Business Overview

Well established pizza and seafood restaurant in East Providence. High volume pizzeria offering dine-in, take out or delivery. Harbor Touch POS system and all of the latest ordering apps make managing this fast paced restaurant a breeze. Restaurant seating capacity of 36. Sale includes all furniture, fixtures and equipment. Truly a turn key business opportunity.
Favorable lease in place.
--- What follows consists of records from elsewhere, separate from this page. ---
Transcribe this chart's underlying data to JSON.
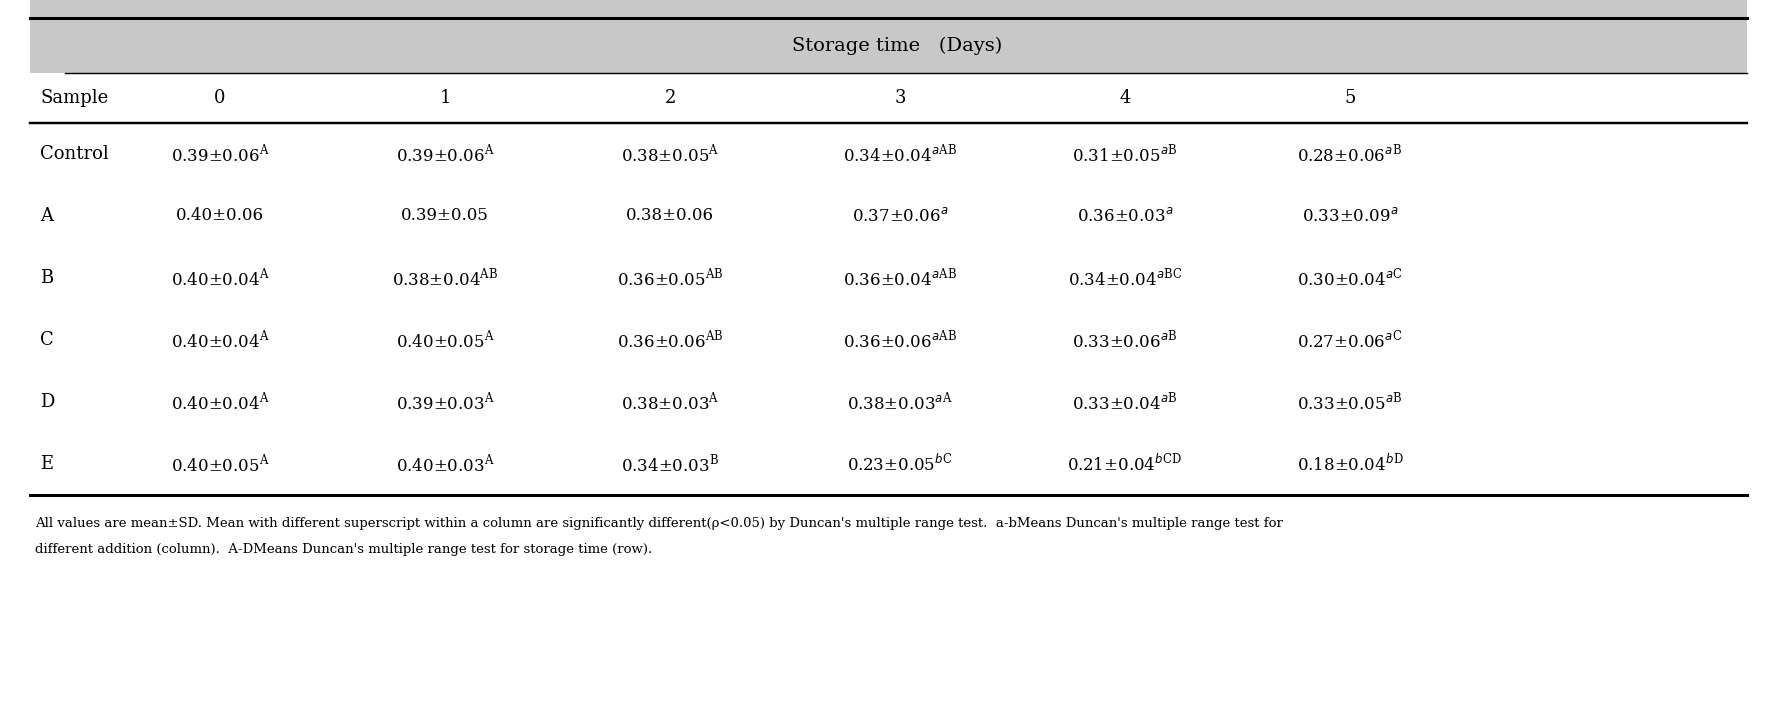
{
  "title": "Storage time   (Days)",
  "col_header_label": "Sample",
  "col_headers": [
    "0",
    "1",
    "2",
    "3",
    "4",
    "5"
  ],
  "row_labels": [
    "Control",
    "A",
    "B",
    "C",
    "D",
    "E"
  ],
  "cells_structured": [
    [
      [
        "0.39±0.06",
        "",
        "A"
      ],
      [
        "0.39±0.06",
        "",
        "A"
      ],
      [
        "0.38±0.05",
        "",
        "A"
      ],
      [
        "0.34±0.04",
        "a",
        "AB"
      ],
      [
        "0.31±0.05",
        "a",
        "B"
      ],
      [
        "0.28±0.06",
        "a",
        "B"
      ]
    ],
    [
      [
        "0.40±0.06",
        "",
        ""
      ],
      [
        "0.39±0.05",
        "",
        ""
      ],
      [
        "0.38±0.06",
        "",
        ""
      ],
      [
        "0.37±0.06",
        "a",
        ""
      ],
      [
        "0.36±0.03",
        "a",
        ""
      ],
      [
        "0.33±0.09",
        "a",
        ""
      ]
    ],
    [
      [
        "0.40±0.04",
        "",
        "A"
      ],
      [
        "0.38±0.04",
        "",
        "AB"
      ],
      [
        "0.36±0.05",
        "",
        "AB"
      ],
      [
        "0.36±0.04",
        "a",
        "AB"
      ],
      [
        "0.34±0.04",
        "a",
        "BC"
      ],
      [
        "0.30±0.04",
        "a",
        "C"
      ]
    ],
    [
      [
        "0.40±0.04",
        "",
        "A"
      ],
      [
        "0.40±0.05",
        "",
        "A"
      ],
      [
        "0.36±0.06",
        "",
        "AB"
      ],
      [
        "0.36±0.06",
        "a",
        "AB"
      ],
      [
        "0.33±0.06",
        "a",
        "B"
      ],
      [
        "0.27±0.06",
        "a",
        "C"
      ]
    ],
    [
      [
        "0.40±0.04",
        "",
        "A"
      ],
      [
        "0.39±0.03",
        "",
        "A"
      ],
      [
        "0.38±0.03",
        "",
        "A"
      ],
      [
        "0.38±0.03",
        "a",
        "A"
      ],
      [
        "0.33±0.04",
        "a",
        "B"
      ],
      [
        "0.33±0.05",
        "a",
        "B"
      ]
    ],
    [
      [
        "0.40±0.05",
        "",
        "A"
      ],
      [
        "0.40±0.03",
        "",
        "A"
      ],
      [
        "0.34±0.03",
        "",
        "B"
      ],
      [
        "0.23±0.05",
        "b",
        "C"
      ],
      [
        "0.21±0.04",
        "b",
        "CD"
      ],
      [
        "0.18±0.04",
        "b",
        "D"
      ]
    ]
  ],
  "footnote_line1": "All values are mean±SD. Mean with different superscript within a column are significantly different(ρ<0.05) by Duncan's multiple range test.  a-bMeans Duncan's multiple range test for",
  "footnote_line2": "different addition (column).  A-DMeans Duncan's multiple range test for storage time (row).",
  "header_bg": "#c8c8c8",
  "body_bg": "#ffffff",
  "fig_bg": "#ffffff"
}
Seller financing available for qualified buyer.

Financial

  • Asking Price: $295,000
  • Cash Flow: $134,000
  • Gross Revenue: $788,000
  • EBITDA: N/A
  • FF&E: $175,000
  • Inventory: $30,000
  • Inventory Included: Yes
  • Established: 2010

Detailed Information

  • Property Owned or Leased:N/A
  • Property Included:N/A
  • Building Square Footage:1,900
  • Lot Size:N/A
  • Total Number of Employees:7
  • Furniture, Fixtures and Equipment:N/A
About The Facility:

Leased free standing building

Is Support & Training Included:

As needed.

Purpose For Selling:

Owners have other business interests

Additional Info

The business was started in 2010, making the business 12 years old.
The sale does include inventory valued at $30,000, which is included in the listing price.

The business has 7+ employees and is situated in a building with estimated square footage of 1,900 sq ft.
The property is leased by the company for $1,750 per Month

Why is the Current Owner Selling The Business?

There are all kinds of reasons individuals decide to sell companies. However, the real reason vs the one they say to you might be 2 totally different things. As an example, they may state "I have way too many other obligations" or "I am retiring". For many sellers, these reasons stand. But also, for some, these may simply be justifications to attempt to hide the reality of altering demographics, increased competition, current reduction in earnings, or a variety of other reasons. This is why it is really important that you not count completely on a vendor's word, however instead, make use of the seller's response combined with your general due diligence. This will paint a much more practical picture of the business's existing circumstance.

Existing Debts and Future Obligations

If the current business is in debt, which many companies are, then you will have reason to consider this when valuating/preparing your deal. Numerous businesses borrow money so as to cover points like stock, payroll, accounts payable, and so on. Remember that in some cases this can suggest that revenue margins are too thin. Lots of companies come under a revolving door of taking loans as a way to pay back various other loans. Along with debts, there may also be future commitments to consider. There might be an outstanding lease on equipment or the building where the business resides. The business might have existing contracts with vendors that should be satisfied or may cause fines if canceled early.

Understanding the Customer Base, Competition and Area Demographics

Just how do businesses in the location draw in brand-new consumers? Often times, businesses have repeat clients, which create the core of their day-to-day profits. Specific factors such as new competitors sprouting up around the area, road building, as well as staff turn over can impact repeat consumers and also adversely affect future incomes. One crucial thing to think about is the location of the business. Is it in a very trafficked shopping mall, or is it concealed from the main road? Certainly, the more individuals that see the business regularly, the greater the opportunity to construct a returning client base. A final idea is the general location demographics. Is the business located in a largely populated city, or is it situated on the outside border of town? Just how might the local median home earnings impact future earnings prospects?